Bard J B, Bansal M K, Ross A S
MRC Clinical and Population Cytogenetics Unit, Western General Hospital, Edinburgh, UK.
Development. 1988;103 Suppl:195-205. doi: 10.1242/dev.103.Supplement.195.
This paper examines the role of the extracellular matrix (ECM) in the development of the cornea. After a brief summary of the corneal structure and ECM, we describe evidence suggesting that the differentiation of neural crest (NC) cells into endothelium and fibroblasts is under the control of ocular ECM. We then examine the role of collagen I in stromal morphogenesis by comparing normal corneas with those of homozygous Mov 13 mice which do not make collagen I. We report that, in spite of this absence, the cellular morphology of the Mov13 eye is indistinguishable from that of the wild type. In the 16-day mutant stroma, however, the remaining collagens form small amounts of disorganized, thin fibrils rather than orthogonally organized 20 nm-diameter fibrils; a result implying that collagen I plays only a structural role and that its absence is not compensated for. It also suggests that, because these remaining collagens will not form the normal fibrils that they will in vitro, fibrillogenesis in the corneal stroma differs from that elsewhere. The latter part of the paper describes our current work on chick stromal deposition using corneal epithelia isolated with an intact basal lamina that lay down in vitro approximately 3 microns-thick stromas of organized fibrils similar to that seen in vivo. This experimental system has yielded two unexpected results. First, the amount of collagen and proteoglycans produced by such epithelia is not dependent on whether its substratum is collagenous and we therefore conclude that stromal production by the intact epithelium is more autonomous than hitherto thought. Second, chondroitin sulphate (CS), the predominant proteoglycan, appears to play no role in stromal morphogenesis: epithelia cultured in testicular hyaluronidase, which degrades CS, lay down stromas whose organization and fibril-diameter distribution are indistinguishable from controls. One possible role for CS, however, is as a lubricant which facilitates corneal growth: it could allow fibrils to move over one another without deforming their orthogonal organization. Finally, we have examined the processes of fibrillogenesis in the corneal stroma and conclude that they are different from those elsewhere in the embryo and in vitro, perhaps because there is in the primary stroma an unidentified, highly hydrated ECM macromolecule that embeds the fibrils and that may mediate their morphogenesis.

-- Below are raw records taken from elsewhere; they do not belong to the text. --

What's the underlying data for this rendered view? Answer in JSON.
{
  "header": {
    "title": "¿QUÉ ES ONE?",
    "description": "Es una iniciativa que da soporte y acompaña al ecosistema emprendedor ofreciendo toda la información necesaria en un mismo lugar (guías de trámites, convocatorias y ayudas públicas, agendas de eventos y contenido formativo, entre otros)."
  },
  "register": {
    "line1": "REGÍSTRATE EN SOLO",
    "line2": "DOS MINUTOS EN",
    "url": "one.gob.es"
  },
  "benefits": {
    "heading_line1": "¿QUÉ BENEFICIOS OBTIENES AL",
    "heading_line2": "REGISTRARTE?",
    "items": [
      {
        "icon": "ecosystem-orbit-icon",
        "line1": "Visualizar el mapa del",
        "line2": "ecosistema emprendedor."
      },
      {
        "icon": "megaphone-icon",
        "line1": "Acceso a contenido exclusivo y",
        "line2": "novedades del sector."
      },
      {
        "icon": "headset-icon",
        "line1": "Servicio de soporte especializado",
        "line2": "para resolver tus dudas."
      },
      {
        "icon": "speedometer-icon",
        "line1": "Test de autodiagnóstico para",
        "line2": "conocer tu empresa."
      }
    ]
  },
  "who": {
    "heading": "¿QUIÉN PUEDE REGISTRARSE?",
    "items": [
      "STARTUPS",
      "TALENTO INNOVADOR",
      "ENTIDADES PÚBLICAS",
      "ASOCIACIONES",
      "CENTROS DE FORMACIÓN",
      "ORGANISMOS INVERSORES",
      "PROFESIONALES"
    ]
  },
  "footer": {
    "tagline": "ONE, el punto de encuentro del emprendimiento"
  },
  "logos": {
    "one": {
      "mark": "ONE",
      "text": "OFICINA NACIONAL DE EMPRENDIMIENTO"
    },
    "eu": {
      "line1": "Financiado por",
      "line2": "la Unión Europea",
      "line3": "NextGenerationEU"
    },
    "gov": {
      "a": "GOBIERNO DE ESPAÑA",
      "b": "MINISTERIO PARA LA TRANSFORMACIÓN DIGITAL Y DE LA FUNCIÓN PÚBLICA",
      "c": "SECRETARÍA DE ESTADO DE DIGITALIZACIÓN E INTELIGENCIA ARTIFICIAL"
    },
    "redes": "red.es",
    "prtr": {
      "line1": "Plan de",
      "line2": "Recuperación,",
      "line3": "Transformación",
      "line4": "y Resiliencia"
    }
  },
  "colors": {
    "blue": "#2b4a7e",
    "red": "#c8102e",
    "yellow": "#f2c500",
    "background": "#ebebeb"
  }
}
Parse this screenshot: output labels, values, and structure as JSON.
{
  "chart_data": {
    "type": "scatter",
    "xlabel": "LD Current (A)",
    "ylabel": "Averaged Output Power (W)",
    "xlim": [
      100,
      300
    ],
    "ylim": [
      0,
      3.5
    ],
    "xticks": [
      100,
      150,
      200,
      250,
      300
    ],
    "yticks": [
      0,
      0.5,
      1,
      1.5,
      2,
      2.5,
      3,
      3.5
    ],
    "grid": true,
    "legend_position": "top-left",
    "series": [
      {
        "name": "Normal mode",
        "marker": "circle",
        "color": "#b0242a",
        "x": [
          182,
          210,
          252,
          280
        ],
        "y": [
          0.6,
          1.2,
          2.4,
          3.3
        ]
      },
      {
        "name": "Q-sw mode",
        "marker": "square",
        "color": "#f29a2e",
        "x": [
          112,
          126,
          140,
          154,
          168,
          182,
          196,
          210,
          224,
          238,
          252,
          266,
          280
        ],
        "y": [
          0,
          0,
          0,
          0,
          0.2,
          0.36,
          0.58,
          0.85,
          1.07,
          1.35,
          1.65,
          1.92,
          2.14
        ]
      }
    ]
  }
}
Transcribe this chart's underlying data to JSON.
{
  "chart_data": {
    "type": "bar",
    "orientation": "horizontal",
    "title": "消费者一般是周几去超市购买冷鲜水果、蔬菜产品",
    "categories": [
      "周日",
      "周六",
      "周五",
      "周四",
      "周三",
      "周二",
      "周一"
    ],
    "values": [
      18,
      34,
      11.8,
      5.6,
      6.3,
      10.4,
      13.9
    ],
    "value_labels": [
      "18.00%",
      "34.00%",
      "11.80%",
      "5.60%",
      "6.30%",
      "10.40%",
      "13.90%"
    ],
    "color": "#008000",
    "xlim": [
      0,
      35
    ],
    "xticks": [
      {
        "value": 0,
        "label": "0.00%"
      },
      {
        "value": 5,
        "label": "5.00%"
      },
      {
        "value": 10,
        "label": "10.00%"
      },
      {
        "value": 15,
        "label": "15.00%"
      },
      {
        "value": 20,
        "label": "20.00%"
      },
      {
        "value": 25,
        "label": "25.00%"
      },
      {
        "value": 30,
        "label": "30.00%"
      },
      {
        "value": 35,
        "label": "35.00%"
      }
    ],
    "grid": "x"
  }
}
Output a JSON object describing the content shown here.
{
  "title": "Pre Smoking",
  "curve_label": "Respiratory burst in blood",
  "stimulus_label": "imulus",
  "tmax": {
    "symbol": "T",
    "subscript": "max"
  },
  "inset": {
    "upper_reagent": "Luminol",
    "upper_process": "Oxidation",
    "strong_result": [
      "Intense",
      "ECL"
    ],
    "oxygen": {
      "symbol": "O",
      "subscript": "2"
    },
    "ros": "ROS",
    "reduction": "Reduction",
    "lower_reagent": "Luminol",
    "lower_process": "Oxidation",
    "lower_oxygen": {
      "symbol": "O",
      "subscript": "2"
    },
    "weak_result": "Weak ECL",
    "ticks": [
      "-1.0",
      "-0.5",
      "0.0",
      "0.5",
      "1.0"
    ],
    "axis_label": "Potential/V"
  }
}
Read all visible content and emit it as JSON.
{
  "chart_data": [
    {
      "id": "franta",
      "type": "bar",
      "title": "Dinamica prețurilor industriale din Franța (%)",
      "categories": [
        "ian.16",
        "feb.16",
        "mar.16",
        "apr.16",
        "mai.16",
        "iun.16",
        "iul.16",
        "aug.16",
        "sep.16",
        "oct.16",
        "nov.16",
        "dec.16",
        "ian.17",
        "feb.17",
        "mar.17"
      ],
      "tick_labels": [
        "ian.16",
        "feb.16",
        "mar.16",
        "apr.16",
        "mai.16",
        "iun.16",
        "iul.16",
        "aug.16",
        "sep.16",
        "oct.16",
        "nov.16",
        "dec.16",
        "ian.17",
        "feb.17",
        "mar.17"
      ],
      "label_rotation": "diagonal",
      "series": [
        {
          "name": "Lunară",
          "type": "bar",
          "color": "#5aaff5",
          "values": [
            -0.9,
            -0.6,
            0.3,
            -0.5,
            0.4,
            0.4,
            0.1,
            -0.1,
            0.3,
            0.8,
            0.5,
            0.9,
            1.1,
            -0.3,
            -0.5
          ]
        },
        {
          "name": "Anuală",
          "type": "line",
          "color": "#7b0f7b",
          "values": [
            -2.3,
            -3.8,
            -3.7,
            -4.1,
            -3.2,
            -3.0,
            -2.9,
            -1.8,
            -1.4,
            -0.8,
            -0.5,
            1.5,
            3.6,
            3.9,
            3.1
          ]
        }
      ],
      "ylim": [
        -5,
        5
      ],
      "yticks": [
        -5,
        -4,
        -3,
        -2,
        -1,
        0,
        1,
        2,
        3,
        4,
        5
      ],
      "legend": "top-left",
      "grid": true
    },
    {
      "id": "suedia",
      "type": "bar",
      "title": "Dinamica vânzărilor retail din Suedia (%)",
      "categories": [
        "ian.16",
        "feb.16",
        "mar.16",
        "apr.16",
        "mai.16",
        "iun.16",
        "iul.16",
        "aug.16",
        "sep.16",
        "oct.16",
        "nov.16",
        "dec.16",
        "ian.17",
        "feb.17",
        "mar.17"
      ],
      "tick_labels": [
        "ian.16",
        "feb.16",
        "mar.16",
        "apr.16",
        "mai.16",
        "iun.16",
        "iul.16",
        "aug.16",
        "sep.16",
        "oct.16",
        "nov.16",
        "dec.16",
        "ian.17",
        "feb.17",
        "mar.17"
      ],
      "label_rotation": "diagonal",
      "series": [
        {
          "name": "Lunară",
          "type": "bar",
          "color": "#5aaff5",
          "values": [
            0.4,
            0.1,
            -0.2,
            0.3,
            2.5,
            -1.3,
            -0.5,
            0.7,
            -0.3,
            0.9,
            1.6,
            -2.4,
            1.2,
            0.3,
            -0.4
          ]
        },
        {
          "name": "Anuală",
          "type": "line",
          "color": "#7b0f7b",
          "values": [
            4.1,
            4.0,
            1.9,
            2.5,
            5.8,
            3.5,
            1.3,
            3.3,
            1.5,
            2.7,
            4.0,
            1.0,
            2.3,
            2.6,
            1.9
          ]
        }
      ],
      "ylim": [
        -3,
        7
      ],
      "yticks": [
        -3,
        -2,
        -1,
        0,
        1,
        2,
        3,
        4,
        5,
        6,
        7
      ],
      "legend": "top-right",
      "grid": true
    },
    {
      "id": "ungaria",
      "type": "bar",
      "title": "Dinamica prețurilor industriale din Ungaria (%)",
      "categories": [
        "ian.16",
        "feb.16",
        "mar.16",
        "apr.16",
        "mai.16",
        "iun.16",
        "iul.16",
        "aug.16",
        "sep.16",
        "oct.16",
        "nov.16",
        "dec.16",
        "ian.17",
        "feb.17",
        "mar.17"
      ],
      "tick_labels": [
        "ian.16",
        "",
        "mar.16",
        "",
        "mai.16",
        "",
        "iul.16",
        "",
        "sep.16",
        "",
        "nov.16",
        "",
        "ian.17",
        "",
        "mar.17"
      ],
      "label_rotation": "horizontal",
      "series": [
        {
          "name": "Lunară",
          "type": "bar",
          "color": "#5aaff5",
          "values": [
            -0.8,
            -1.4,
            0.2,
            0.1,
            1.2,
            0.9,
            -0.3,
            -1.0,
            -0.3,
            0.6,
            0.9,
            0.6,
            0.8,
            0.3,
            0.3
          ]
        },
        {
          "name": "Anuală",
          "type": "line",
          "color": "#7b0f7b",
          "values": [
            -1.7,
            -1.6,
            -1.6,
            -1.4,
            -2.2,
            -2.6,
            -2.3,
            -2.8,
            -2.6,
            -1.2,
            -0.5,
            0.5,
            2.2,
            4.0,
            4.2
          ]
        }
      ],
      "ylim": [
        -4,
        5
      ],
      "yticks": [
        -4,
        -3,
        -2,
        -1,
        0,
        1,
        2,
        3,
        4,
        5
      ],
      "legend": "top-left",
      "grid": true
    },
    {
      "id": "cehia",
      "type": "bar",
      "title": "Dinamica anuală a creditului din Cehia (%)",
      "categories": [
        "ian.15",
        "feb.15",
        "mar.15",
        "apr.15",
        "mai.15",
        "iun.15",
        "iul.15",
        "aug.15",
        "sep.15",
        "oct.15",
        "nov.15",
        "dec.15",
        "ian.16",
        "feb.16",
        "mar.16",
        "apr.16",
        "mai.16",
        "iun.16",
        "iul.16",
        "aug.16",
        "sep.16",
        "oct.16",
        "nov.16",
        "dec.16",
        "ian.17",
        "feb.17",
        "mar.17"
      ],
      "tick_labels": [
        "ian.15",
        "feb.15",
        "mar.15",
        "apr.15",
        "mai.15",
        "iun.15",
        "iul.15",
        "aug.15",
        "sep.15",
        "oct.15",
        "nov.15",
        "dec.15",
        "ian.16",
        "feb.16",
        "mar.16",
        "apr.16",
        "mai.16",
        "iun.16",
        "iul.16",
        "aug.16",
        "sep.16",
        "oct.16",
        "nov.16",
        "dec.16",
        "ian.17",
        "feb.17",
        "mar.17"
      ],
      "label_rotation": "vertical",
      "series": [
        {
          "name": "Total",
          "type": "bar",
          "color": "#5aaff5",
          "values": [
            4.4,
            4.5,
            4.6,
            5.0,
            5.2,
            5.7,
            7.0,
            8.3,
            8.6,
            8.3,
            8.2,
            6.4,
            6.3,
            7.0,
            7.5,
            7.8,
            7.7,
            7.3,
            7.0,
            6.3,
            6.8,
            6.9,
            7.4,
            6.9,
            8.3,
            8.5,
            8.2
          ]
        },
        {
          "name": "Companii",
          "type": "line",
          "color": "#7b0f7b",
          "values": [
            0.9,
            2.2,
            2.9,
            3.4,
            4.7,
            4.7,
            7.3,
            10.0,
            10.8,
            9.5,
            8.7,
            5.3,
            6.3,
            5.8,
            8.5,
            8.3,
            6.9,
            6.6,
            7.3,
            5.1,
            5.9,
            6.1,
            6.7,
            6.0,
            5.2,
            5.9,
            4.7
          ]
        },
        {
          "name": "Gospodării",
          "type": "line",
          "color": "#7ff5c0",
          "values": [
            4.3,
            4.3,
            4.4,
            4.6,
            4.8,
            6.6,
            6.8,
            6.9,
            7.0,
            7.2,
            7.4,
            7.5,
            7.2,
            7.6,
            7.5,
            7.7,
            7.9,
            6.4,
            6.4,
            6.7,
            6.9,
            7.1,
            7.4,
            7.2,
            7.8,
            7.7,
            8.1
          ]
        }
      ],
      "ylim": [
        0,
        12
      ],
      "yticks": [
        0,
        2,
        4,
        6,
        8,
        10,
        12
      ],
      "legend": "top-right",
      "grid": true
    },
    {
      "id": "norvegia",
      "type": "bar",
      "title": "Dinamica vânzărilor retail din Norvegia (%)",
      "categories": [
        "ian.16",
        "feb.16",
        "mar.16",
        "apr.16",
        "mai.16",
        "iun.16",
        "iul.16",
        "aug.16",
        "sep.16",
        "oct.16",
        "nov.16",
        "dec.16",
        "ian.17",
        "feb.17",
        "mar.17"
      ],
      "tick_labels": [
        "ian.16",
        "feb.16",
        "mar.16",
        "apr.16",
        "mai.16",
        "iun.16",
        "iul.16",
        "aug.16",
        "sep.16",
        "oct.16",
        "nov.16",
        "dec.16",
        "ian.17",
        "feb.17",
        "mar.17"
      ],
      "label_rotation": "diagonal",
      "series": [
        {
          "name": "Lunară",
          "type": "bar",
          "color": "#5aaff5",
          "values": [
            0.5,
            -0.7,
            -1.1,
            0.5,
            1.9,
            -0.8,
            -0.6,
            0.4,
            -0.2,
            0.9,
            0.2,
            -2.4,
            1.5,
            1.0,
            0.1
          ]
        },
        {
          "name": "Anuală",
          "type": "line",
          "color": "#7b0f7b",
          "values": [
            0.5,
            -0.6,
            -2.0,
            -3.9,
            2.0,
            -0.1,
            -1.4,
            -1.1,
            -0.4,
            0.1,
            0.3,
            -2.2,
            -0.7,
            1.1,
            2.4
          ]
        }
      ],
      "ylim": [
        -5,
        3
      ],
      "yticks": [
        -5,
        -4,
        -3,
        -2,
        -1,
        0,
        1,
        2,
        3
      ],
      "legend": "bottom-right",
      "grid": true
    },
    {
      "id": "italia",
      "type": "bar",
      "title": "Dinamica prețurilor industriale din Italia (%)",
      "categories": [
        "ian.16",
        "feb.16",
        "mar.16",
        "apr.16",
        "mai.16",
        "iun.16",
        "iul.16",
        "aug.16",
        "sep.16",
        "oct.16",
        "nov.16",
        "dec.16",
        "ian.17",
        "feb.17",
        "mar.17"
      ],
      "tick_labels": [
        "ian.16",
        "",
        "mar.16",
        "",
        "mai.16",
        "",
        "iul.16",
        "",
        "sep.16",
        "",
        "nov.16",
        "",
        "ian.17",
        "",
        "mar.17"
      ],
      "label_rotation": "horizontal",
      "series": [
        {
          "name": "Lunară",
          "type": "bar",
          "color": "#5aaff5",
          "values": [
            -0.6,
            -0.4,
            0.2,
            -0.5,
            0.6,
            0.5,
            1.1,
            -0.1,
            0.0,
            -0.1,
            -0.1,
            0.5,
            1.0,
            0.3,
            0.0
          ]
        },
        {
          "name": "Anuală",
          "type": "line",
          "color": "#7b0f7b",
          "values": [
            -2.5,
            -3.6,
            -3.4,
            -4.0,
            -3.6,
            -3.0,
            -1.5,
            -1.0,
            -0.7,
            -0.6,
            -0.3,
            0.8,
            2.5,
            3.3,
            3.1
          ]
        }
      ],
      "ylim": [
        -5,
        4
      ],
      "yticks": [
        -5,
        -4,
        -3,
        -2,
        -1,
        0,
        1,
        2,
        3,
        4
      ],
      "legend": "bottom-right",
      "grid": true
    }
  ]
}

本文探讨了细胞外基质(ECM)在角膜发育中的作用。在简要概述角膜结构和ECM之后,我们描述了一些证据,这些证据表明神经嵴(NC)细胞向内皮细胞和成纤维细胞的分化受眼部ECM的控制。然后,我们通过将正常角膜与不产生胶原蛋白I的纯合Mov 13小鼠的角膜进行比较,研究了胶原蛋白I在基质形态发生中的作用。我们报告称,尽管缺乏胶原蛋白I,但Mov13眼的细胞形态与野生型并无差异。然而,在16天龄的突变体基质中,剩余的胶原蛋白形成了少量无序的细纤维,而不是直径为20纳米的正交排列的纤维;这一结果表明胶原蛋白I仅起结构作用,其缺失无法得到补偿。这也表明,由于这些剩余的胶原蛋白在体外无法形成正常的纤维,角膜基质中的纤维形成过程与其他地方不同。本文的后半部分描述了我们目前关于鸡角膜基质沉积的研究工作,我们使用分离出完整基膜的角膜上皮细胞,这些上皮细胞在体外形成了约3微米厚的、有组织的纤维基质,类似于体内所见。这个实验系统产生了两个意外的结果。第一,这种上皮细胞产生的胶原蛋白和蛋白聚糖的量并不取决于其底物是否为胶原质,因此我们得出结论,完整上皮细胞产生基质的过程比以往认为的更具自主性。第二,硫酸软骨素(CS)作为主要的蛋白聚糖,似乎在基质形态发生中不起作用:在睾丸透明质酸酶中培养的上皮细胞(该酶可降解CS)形成的基质,其组织结构和纤维直径分布与对照组无明显差异。然而,CS的一个可能作用是作为一种润滑剂,促进角膜生长:它可以使纤维相互移动而不改变其正交排列。最后,我们研究了角膜基质中的纤维形成过程,并得出结论,这些过程与胚胎其他部位及体外的过程不同,这可能是因为在初级基质中存在一种未确定的、高度水合的ECM大分子,它包裹着纤维并可能介导其形态发生。